Naquilo que se refere ao surgimento da subjetividade, a noção de indivíduo assume uma importância jamais vista na história do pensamento ocidental. Isso porque, na ética antiga, que também pode ser chamada de ética pagã, prevalecia na moral o sentido de comunidade, marcando a centralidade de pensarmos a conduta dos sujeitos em relação intrínseca com a comunidade. Ao contrário, na ética medieval (intitulada também de ética cristã), há o trato da moral do ponto de vista estritamente pessoal, ou seja, da relação entre cada indivíduo e Deus. Desse modo, a subjetividade assume uma importância desconhecida se comparada ao período antigo.

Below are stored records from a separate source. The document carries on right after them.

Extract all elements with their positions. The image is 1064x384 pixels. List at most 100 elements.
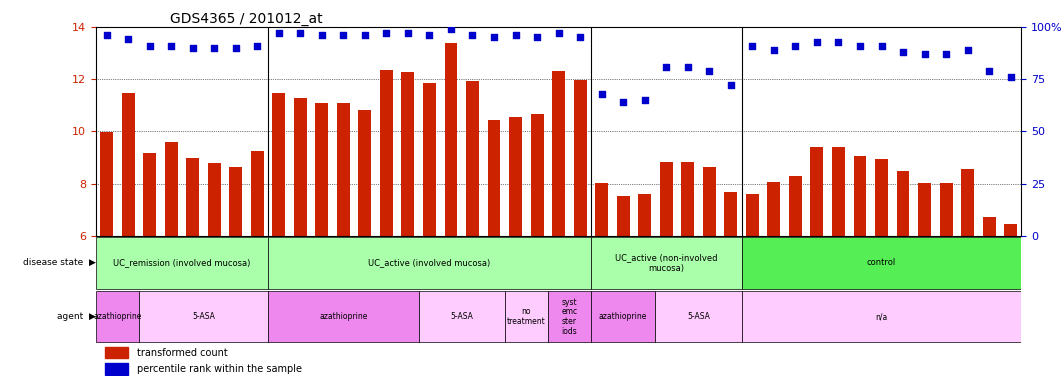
Bar	[983, 217, 996, 236]
Bar	[105, 363, 128, 375]
Point	[809, 38, 826, 45]
FancyBboxPatch shape	[591, 237, 742, 289]
Point	[571, 34, 588, 40]
Point	[550, 30, 567, 36]
Point	[830, 38, 847, 45]
Bar	[272, 93, 285, 236]
Bar	[186, 158, 199, 236]
Point	[292, 30, 309, 36]
Point	[701, 68, 718, 74]
Bar	[105, 347, 128, 358]
Point	[98, 32, 115, 38]
Text: agent  ▶: agent ▶	[56, 312, 96, 321]
Bar	[423, 83, 436, 236]
Bar	[380, 70, 393, 236]
Bar	[207, 163, 220, 236]
Bar	[251, 151, 264, 236]
Bar	[445, 43, 458, 236]
Bar	[509, 117, 522, 236]
Bar	[832, 147, 845, 236]
Bar	[337, 103, 350, 236]
Bar	[788, 175, 802, 236]
Point	[378, 30, 395, 36]
FancyBboxPatch shape	[591, 291, 655, 343]
Bar	[811, 147, 824, 236]
Point	[679, 63, 696, 70]
FancyBboxPatch shape	[268, 237, 591, 289]
Text: UC_remission (involved mucosa): UC_remission (involved mucosa)	[113, 258, 250, 267]
Point	[119, 36, 136, 43]
Bar	[725, 192, 737, 236]
Point	[399, 30, 416, 36]
FancyBboxPatch shape	[655, 291, 742, 343]
Bar	[229, 167, 243, 236]
Text: syst
emc
ster
iods: syst emc ster iods	[562, 298, 578, 336]
FancyBboxPatch shape	[96, 291, 138, 343]
Point	[184, 45, 201, 51]
Text: transformed count: transformed count	[137, 348, 228, 358]
Text: GDS4365 / 201012_at: GDS4365 / 201012_at	[170, 12, 322, 26]
Bar	[121, 93, 134, 236]
Text: 5-ASA: 5-ASA	[192, 312, 215, 321]
Bar	[1004, 223, 1017, 236]
Point	[937, 51, 954, 57]
Point	[485, 34, 502, 40]
Point	[787, 43, 804, 49]
Point	[895, 49, 912, 55]
Bar	[552, 71, 565, 236]
Point	[593, 91, 610, 97]
FancyBboxPatch shape	[138, 291, 268, 343]
Text: disease state  ▶: disease state ▶	[23, 258, 96, 267]
Bar	[875, 159, 888, 236]
Text: n/a: n/a	[876, 312, 887, 321]
Bar	[100, 132, 113, 236]
Bar	[165, 142, 178, 236]
Bar	[315, 103, 329, 236]
Bar	[703, 167, 716, 236]
Point	[464, 32, 481, 38]
Bar	[573, 80, 586, 236]
Bar	[359, 110, 371, 236]
Text: azathioprine: azathioprine	[599, 312, 647, 321]
Bar	[897, 171, 910, 236]
Point	[249, 43, 266, 49]
Point	[335, 32, 352, 38]
Point	[270, 30, 287, 36]
Point	[443, 26, 460, 32]
Bar	[466, 81, 479, 236]
Point	[615, 99, 632, 105]
Bar	[918, 183, 931, 236]
Point	[765, 47, 782, 53]
Bar	[660, 162, 672, 236]
FancyBboxPatch shape	[96, 237, 268, 289]
Point	[142, 43, 159, 49]
Bar	[595, 183, 609, 236]
Bar	[767, 182, 780, 236]
Text: azathioprine: azathioprine	[93, 312, 142, 321]
Text: 5-ASA: 5-ASA	[450, 312, 473, 321]
Point	[959, 47, 976, 53]
FancyBboxPatch shape	[418, 291, 504, 343]
Point	[851, 43, 868, 49]
Text: azathioprine: azathioprine	[319, 312, 367, 321]
Bar	[531, 114, 544, 236]
Bar	[401, 72, 414, 236]
Point	[981, 68, 998, 74]
Point	[228, 45, 245, 51]
Point	[722, 82, 739, 88]
Point	[1002, 74, 1019, 80]
Point	[916, 51, 933, 57]
Text: percentile rank within the sample: percentile rank within the sample	[137, 364, 302, 374]
Text: 5-ASA: 5-ASA	[687, 312, 710, 321]
FancyBboxPatch shape	[504, 291, 548, 343]
Text: UC_active (involved mucosa): UC_active (involved mucosa)	[368, 258, 491, 267]
Point	[356, 32, 373, 38]
FancyBboxPatch shape	[742, 291, 1021, 343]
Bar	[294, 98, 306, 236]
FancyBboxPatch shape	[268, 291, 418, 343]
Bar	[617, 196, 630, 236]
Bar	[681, 162, 694, 236]
Bar	[638, 194, 651, 236]
Point	[658, 63, 675, 70]
Point	[421, 32, 438, 38]
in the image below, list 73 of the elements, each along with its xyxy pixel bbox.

Contudo, precisamos notar que a ética medieval herda da filosofia moral do período grego alguns aspectos e conceitos que são recombinados na formação da doutrina cristã. Um dos conceitos que são centrais para ambas é a noção de virtude como melhor ação possível para o homem. No período medieval (todo ele), a virtude é a santidade. Trata-se de como nós, seres humanos, buscamos agir de acordo com a vontade divina, correspondendo ao fundamento que deve sustentar as ações do homem de bem, que, naquele momento histórico, era entendido como sendo o cristão temente a Deus.”